To: Ulster1 who wrote (268)7/19/1999 3:04:00 PM
From: WhatsUpWithThat  Read Replies (1) | Respond to of 1252
 
Fair 'nuff, U1, but in all fairness you didn't get much response because I think those of us invested feel the pertinent info is already posted on this thread and not hard to access.

I don't think anything new has been added to the equation since the stock was in the $4's. Flip through the posts here and you'll see some lengthy ones that tell you why those of us here are still long in spite of the price slide.

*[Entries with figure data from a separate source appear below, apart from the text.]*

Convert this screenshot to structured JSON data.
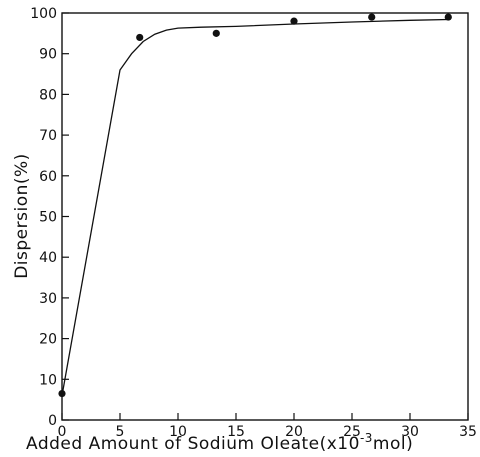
{
  "chart_data": {
    "type": "scatter",
    "xlabel_prefix": "Added Amount of Sodium Oleate(x10",
    "xlabel_exp": "-3",
    "xlabel_suffix": "mol)",
    "ylabel": "Dispersion(%)",
    "xlim": [
      0,
      35
    ],
    "ylim": [
      0,
      100
    ],
    "xticks": [
      0,
      5,
      10,
      15,
      20,
      25,
      30,
      35
    ],
    "yticks": [
      0,
      10,
      20,
      30,
      40,
      50,
      60,
      70,
      80,
      90,
      100
    ],
    "grid": false,
    "points": [
      {
        "x": 0,
        "y": 6.5
      },
      {
        "x": 6.7,
        "y": 94
      },
      {
        "x": 13.3,
        "y": 95
      },
      {
        "x": 20,
        "y": 98
      },
      {
        "x": 26.7,
        "y": 99
      },
      {
        "x": 33.3,
        "y": 99
      }
    ],
    "fit_curve": [
      [
        0,
        6
      ],
      [
        5,
        86
      ],
      [
        6,
        90
      ],
      [
        7,
        93
      ],
      [
        8,
        94.8
      ],
      [
        9,
        95.8
      ],
      [
        10,
        96.3
      ],
      [
        12,
        96.5
      ],
      [
        15,
        96.7
      ],
      [
        20,
        97.3
      ],
      [
        25,
        97.8
      ],
      [
        30,
        98.2
      ],
      [
        33.3,
        98.4
      ]
    ]
  }
}
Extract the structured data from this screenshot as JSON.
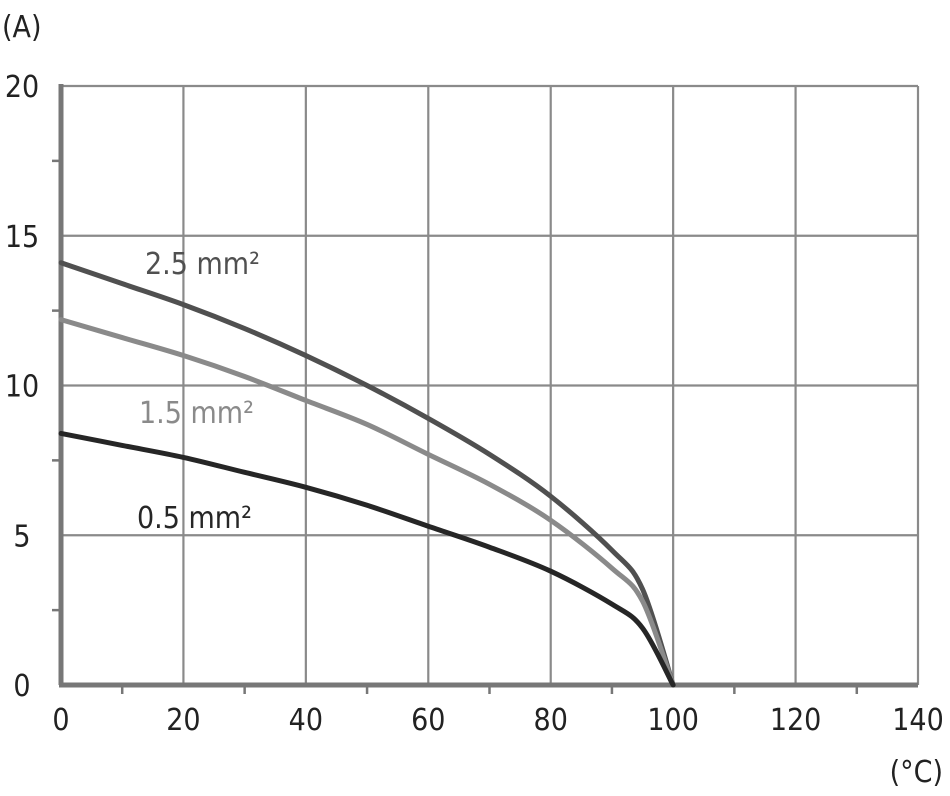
{
  "chart_data": {
    "type": "line",
    "ylabel": "(A)",
    "xlabel": "(°C)",
    "xlim": [
      0,
      140
    ],
    "ylim": [
      0,
      20
    ],
    "x_ticks": [
      0,
      20,
      40,
      60,
      80,
      100,
      120,
      140
    ],
    "y_ticks": [
      0,
      5,
      10,
      15,
      20
    ],
    "grid": true,
    "series": [
      {
        "name": "2.5 mm²",
        "color": "#505050",
        "x": [
          0,
          10,
          20,
          30,
          40,
          50,
          60,
          70,
          80,
          90,
          95,
          100
        ],
        "y": [
          14.1,
          13.4,
          12.7,
          11.9,
          11.0,
          10.0,
          8.9,
          7.7,
          6.3,
          4.5,
          3.2,
          0
        ]
      },
      {
        "name": "1.5 mm²",
        "color": "#8a8a8a",
        "x": [
          0,
          10,
          20,
          30,
          40,
          50,
          60,
          70,
          80,
          90,
          95,
          100
        ],
        "y": [
          12.2,
          11.6,
          11.0,
          10.3,
          9.5,
          8.7,
          7.7,
          6.7,
          5.5,
          3.9,
          2.8,
          0
        ]
      },
      {
        "name": "0.5 mm²",
        "color": "#262626",
        "x": [
          0,
          10,
          20,
          30,
          40,
          50,
          60,
          70,
          80,
          90,
          95,
          100
        ],
        "y": [
          8.4,
          8.0,
          7.6,
          7.1,
          6.6,
          6.0,
          5.3,
          4.6,
          3.8,
          2.7,
          1.9,
          0
        ]
      }
    ]
  }
}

Answers.com: they haven't announced precisely what they'll do with it (come ON, NSI, let your shareholders and the workd in on your plans!), but ideaLab! took shares in this little ASE company in trade for it rather than insisting on cash, which I think is what first really got my attention. Answers.com is much like AskJeeves, and dovetails nicely with NSI's community software and proven ability to (hate the word) leverage a community of people to do the back-end work that is so costly to AskJeeves (ie. the actual research to get the answers). Note that the value in these products is only partly technology, the English language parsing engine; the balance is the answers database, which is built up by people....and NSI has proven to D&B how effective their community-building can be. There was a column in theStreet.com on ASKJ that raised this very issue, the expense of running all the back-end researchers. So if NSI can lower this cost, that is a compelling argument in favour of Answers.com.

OTOH, Answers.com is starting from behind the starters' blocks. ASKJ is already out ahead, has the mindshare of investors. NSI has a job ahead of it to promote its solution (when it announces one <g>)

Plus, so far ASKJ is primarily interested in licencing its engine to put a friendlier front end on customer service tech support for companies like Toshiba and Dell (AskDudley for Dell, if you can believe it!). If NSI can put Answers.com to more creative use, and especially bundled with the means of populating the back end on a wide variety of topics...

I have no problem with you being short, of course, but personally I think the safer bet is long, or at least on the sidelines until there's an announcement. WEB lately has shown I think a real bottom while people are waiting, so the only way it's going down significantly is if NSI announces something really lame and the market stamps a big "L" on their forehead...which isn't my bet.